The primary vegetation attributes of a plot-based classification protocol are the attributes consistently used to determine whether plot records are members of the same or different vegetation types. Analogously, the primary vegetation attributes of a type-based protocol are the attributes consistently used to determine which vegetation types of a lower rank are grouped to form a vegetation type of a higher rank. In both cases, these are attributes of the vegetation itself and not of its environment. Vegetation classifications are often required to describe, reflect or indicate other vegetation characteristics not included in the set of primary attributes, or external factors, such as climatic or edaphic conditions, anthropogenic disturbance regime or biogeographic history. The term secondary attributes is used to collectively refer to all those attributes (whether of vegetation or not) that are not primary vegetation attributes. A special situation arises when a subset of secondary attributes, without being explicitly used to determine membership, are used to constrain the definition of vegetation types. The framework refers to these as constraining attributes of the classification protocol. For example, although ‘classes’ of the Braun-Blanquet approach are defined using floristic composition, a specific subset of plant taxa may be selected as primary attributes in order to make classes distinct in terms of environmental conditions and biogeographic context. The presence or absence of those taxa is the only information needed to consistently determine membership, but climatic and biogeographic factors have indirectly influenced the definition of vegetation types.

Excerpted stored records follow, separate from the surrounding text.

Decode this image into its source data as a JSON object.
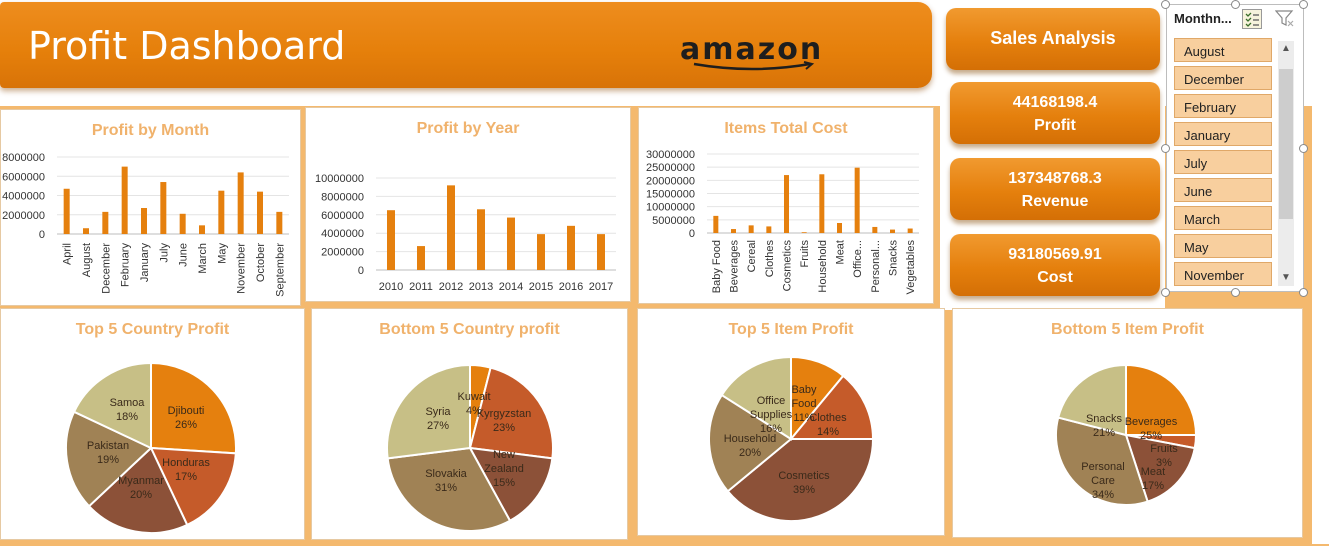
{
  "header": {
    "title": "Profit Dashboard",
    "brand": "amazon"
  },
  "side": {
    "sales_label": "Sales Analysis",
    "profit_value": "44168198.4",
    "profit_label": "Profit",
    "revenue_value": "137348768.3",
    "revenue_label": "Revenue",
    "cost_value": "93180569.91",
    "cost_label": "Cost"
  },
  "slicer": {
    "header": "Monthn...",
    "items": [
      "August",
      "December",
      "February",
      "January",
      "July",
      "June",
      "March",
      "May",
      "November"
    ]
  },
  "colors": {
    "bar": "#e5800e",
    "accent": "#e5800e",
    "title": "#f0b26c"
  },
  "chart_data": [
    {
      "type": "bar",
      "title": "Profit by Month",
      "categories": [
        "April",
        "August",
        "December",
        "February",
        "January",
        "July",
        "June",
        "March",
        "May",
        "November",
        "October",
        "September"
      ],
      "values": [
        4700000,
        600000,
        2300000,
        7000000,
        2700000,
        5400000,
        2100000,
        900000,
        4500000,
        6400000,
        4400000,
        2300000
      ],
      "yticks": [
        "8000000",
        "6000000",
        "4000000",
        "2000000",
        "0"
      ],
      "ylim": [
        0,
        8000000
      ],
      "grid": true
    },
    {
      "type": "bar",
      "title": "Profit by Year",
      "categories": [
        "2010",
        "2011",
        "2012",
        "2013",
        "2014",
        "2015",
        "2016",
        "2017"
      ],
      "values": [
        6500000,
        2600000,
        9200000,
        6600000,
        5700000,
        3900000,
        4800000,
        3900000
      ],
      "yticks": [
        "10000000",
        "8000000",
        "6000000",
        "4000000",
        "2000000",
        "0"
      ],
      "ylim": [
        0,
        10000000
      ],
      "grid": true
    },
    {
      "type": "bar",
      "title": "Items Total Cost",
      "categories": [
        "Baby Food",
        "Beverages",
        "Cereal",
        "Clothes",
        "Cosmetics",
        "Fruits",
        "Household",
        "Meat",
        "Office...",
        "Personal...",
        "Snacks",
        "Vegetables"
      ],
      "values": [
        6500000,
        1500000,
        2900000,
        2500000,
        22000000,
        300000,
        22300000,
        3800000,
        24800000,
        2300000,
        1300000,
        1700000
      ],
      "yticks": [
        "30000000",
        "25000000",
        "20000000",
        "15000000",
        "10000000",
        "5000000",
        "0"
      ],
      "ylim": [
        0,
        30000000
      ],
      "grid": true
    },
    {
      "type": "pie",
      "title": "Top 5 Country Profit",
      "slices": [
        {
          "label": "Djibouti",
          "value": 26,
          "pct": "26%",
          "color": "#e5800e"
        },
        {
          "label": "Honduras",
          "value": 17,
          "pct": "17%",
          "color": "#c55b2a"
        },
        {
          "label": "Myanmar",
          "value": 20,
          "pct": "20%",
          "color": "#8c5138"
        },
        {
          "label": "Pakistan",
          "value": 19,
          "pct": "19%",
          "color": "#a08255"
        },
        {
          "label": "Samoa",
          "value": 18,
          "pct": "18%",
          "color": "#c7bf86"
        }
      ]
    },
    {
      "type": "pie",
      "title": "Bottom 5 Country profit",
      "slices": [
        {
          "label": "Kuwait",
          "value": 4,
          "pct": "4%",
          "color": "#e5800e"
        },
        {
          "label": "Kyrgyzstan",
          "value": 23,
          "pct": "23%",
          "color": "#c55b2a"
        },
        {
          "label": "New Zealand",
          "value": 15,
          "pct": "15%",
          "color": "#8c5138"
        },
        {
          "label": "Slovakia",
          "value": 31,
          "pct": "31%",
          "color": "#a08255"
        },
        {
          "label": "Syria",
          "value": 27,
          "pct": "27%",
          "color": "#c7bf86"
        }
      ]
    },
    {
      "type": "pie",
      "title": "Top 5 Item Profit",
      "slices": [
        {
          "label": "Baby Food",
          "value": 11,
          "pct": "11%",
          "color": "#e5800e"
        },
        {
          "label": "Clothes",
          "value": 14,
          "pct": "14%",
          "color": "#c55b2a"
        },
        {
          "label": "Cosmetics",
          "value": 39,
          "pct": "39%",
          "color": "#8c5138"
        },
        {
          "label": "Household",
          "value": 20,
          "pct": "20%",
          "color": "#a08255"
        },
        {
          "label": "Office Supplies",
          "value": 16,
          "pct": "16%",
          "color": "#c7bf86"
        }
      ]
    },
    {
      "type": "pie",
      "title": "Bottom 5 Item Profit",
      "slices": [
        {
          "label": "Beverages",
          "value": 25,
          "pct": "25%",
          "color": "#e5800e"
        },
        {
          "label": "Fruits",
          "value": 3,
          "pct": "3%",
          "color": "#c55b2a"
        },
        {
          "label": "Meat",
          "value": 17,
          "pct": "17%",
          "color": "#8c5138"
        },
        {
          "label": "Personal Care",
          "value": 34,
          "pct": "34%",
          "color": "#a08255"
        },
        {
          "label": "Snacks",
          "value": 21,
          "pct": "21%",
          "color": "#c7bf86"
        }
      ]
    }
  ]
}
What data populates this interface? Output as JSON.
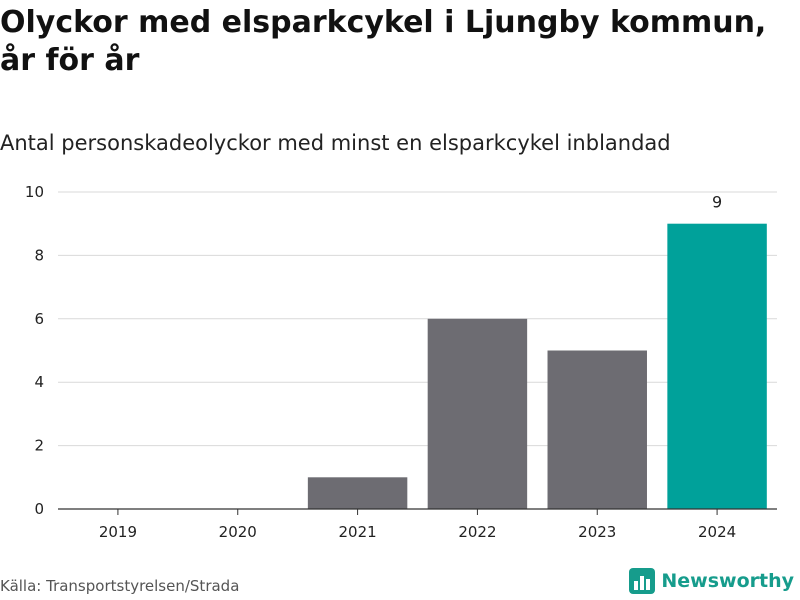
{
  "title_line1": "Olyckor med elsparkcykel i Ljungby kommun,",
  "title_line2": "år för år",
  "subtitle": "Antal personskadeolyckor med minst en elsparkcykel inblandad",
  "source": "Källa: Transportstyrelsen/Strada",
  "brand": "Newsworthy",
  "colors": {
    "bar_default": "#6d6c72",
    "bar_highlight": "#00a19a",
    "grid": "#d9d9d9",
    "axis": "#333333",
    "brand": "#169c8c"
  },
  "chart_data": {
    "type": "bar",
    "categories": [
      "2019",
      "2020",
      "2021",
      "2022",
      "2023",
      "2024"
    ],
    "values": [
      0,
      0,
      1,
      6,
      5,
      9
    ],
    "highlight_index": 5,
    "data_labels": [
      null,
      null,
      null,
      null,
      null,
      "9"
    ],
    "yticks": [
      0,
      2,
      4,
      6,
      8,
      10
    ],
    "ylim": [
      0,
      10
    ],
    "grid": true,
    "legend": "none"
  }
}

The extensive class definition of a plot-based vegetation type is a list of the plot records that belong to it. This list will be enlarged every time new plot records are assigned to the type. Analogously, the extensive class definition of a type-based vegetation type is a list of the vegetation types of the lower rank that belong to it. The intensive class definition of a vegetation type is a statement about the values of primary vegetation attributes that are required to be a member (either plots or vegetation types of a lower rank). A broader property of a vegetation type is its primary characterization (or description), which includes all statements about primary vegetation attributes. Whereas intensive definitions impose limits to plot membership for a single vegetation type, they are often not sufficient to unambiguously determine the membership of a plot record among the set of vegetation types that constitute a CCS. The framework refers to the formal procedures used to determine the membership of new plot records to the predefined vegetation types of a CCS as assignment rules. Because different sets of assignment rules can produce different plot memberships, the definition of a CCS should include a preferred set of assignment rules. To preserve consistency, such set of rules should be able to reproduce the extensive class definition of vegetation types when applied to the original plot records. These are named consistent assignment rules. Additional sets of rules of a CCS are referred to as complementary assignment rules. While the attributes used in the consistent rules must be primary vegetation attributes, the attributes used in complementary rules may be either primary or secondary.